Hava hiç uçuşunuzu geliştirebilir mi? Havayolları bunun üzerine bahis oynuyor.
En azından Soğuk Savaş’tan beri radarda olan bir başka yenilik: hidrojenle çalışan uçaklar. Ancak burada mühendislik sorunlari önemlidir. Bir gaz olarak hidrojen, bir uçakta yararlı miktarlarda depolanamayacak kadar hacimlidir, bu nedenle eksi 253 Santigrat dereceye veya hidrojenin bir sıvıya yoğunlaştığı eksi 423 Fahrenheit’e kadar soğutulması gerekir.

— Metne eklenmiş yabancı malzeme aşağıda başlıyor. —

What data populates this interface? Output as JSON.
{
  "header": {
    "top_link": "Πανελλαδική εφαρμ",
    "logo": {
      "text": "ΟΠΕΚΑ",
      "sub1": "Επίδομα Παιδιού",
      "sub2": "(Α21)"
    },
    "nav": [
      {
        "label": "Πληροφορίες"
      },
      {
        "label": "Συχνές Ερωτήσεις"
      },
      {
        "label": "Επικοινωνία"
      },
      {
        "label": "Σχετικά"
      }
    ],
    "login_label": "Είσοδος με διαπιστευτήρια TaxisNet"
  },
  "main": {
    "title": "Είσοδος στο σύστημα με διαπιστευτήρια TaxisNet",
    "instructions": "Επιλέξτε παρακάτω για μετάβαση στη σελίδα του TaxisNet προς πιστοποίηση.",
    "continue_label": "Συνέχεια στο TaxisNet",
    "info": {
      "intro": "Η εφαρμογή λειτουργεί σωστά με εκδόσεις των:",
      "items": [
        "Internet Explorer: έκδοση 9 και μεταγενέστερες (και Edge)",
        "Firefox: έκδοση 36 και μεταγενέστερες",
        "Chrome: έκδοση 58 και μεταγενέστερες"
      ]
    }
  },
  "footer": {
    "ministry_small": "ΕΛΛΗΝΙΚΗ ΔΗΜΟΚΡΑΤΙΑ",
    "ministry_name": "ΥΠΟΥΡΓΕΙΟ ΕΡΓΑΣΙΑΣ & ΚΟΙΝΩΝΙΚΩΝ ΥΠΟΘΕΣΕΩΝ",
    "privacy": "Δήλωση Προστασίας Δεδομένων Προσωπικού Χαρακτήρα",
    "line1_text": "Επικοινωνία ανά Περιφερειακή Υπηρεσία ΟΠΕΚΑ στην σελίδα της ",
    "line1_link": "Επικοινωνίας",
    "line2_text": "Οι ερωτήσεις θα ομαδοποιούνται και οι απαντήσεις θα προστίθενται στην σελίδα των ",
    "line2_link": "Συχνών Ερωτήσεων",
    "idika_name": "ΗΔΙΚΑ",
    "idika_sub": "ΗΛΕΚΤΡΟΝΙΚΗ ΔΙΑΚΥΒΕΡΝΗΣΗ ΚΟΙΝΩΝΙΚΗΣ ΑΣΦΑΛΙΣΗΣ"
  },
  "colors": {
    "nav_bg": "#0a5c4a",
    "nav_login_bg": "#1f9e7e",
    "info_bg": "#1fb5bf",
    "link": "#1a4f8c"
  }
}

Dünyanın dört bir yanındaki havaalanlarında yakıt ikmali ve depolama için kriyojenik altyapı da inşa edilmelidir.
Ancak teknoloji var: NASA ve Avrupa Uzay Ajansı bunu uzun süredir başarıyla kullanıyor ve Airbus ve Rolls-Royce gibi şirketlerdeki araştırmacılar teknolojiyi ticari havacılığa uyarlamak için çalışıyor.
Hidrojenle çalışan teknolojiye yatırım yapan Avrupa’nın düşük maliyetli havayolu easyJet’in kıdemli sürdürülebilirlik müdürü Lahiru Ranasinghe, “Hidrojenle, aslında sıfır karbon emisyonuna sahip olduğunuz bir noktaya ulaşabilirsiniz” dedi.
Elektrikli uçuş, başka bir düşük karbon seçeneğidir. Motorlarına güç sağlayan pillerin mevcut sınırlamaları nedeniyle, tamamen elektrikli uçakların büyük uçakları uzun mesafelerde itme gücü yoktur, ancak daha kısa rotalarda uçan daha küçük uçaklar için bir çözüm sunabilirler. Norveçli havalimanı işletmecisi Avinor’a göre, 2040 yılına kadar ülkedeki tüm iç hat uçuşları tamamen elektrikli olmalıdır. Norveçli bölgesel havayolu şirketi Wideroe, ilk tamamen elektrikli uçağını 2010 yılında piyasaya sürmeyi planlıyor. 2026 yılına kadar hizmet.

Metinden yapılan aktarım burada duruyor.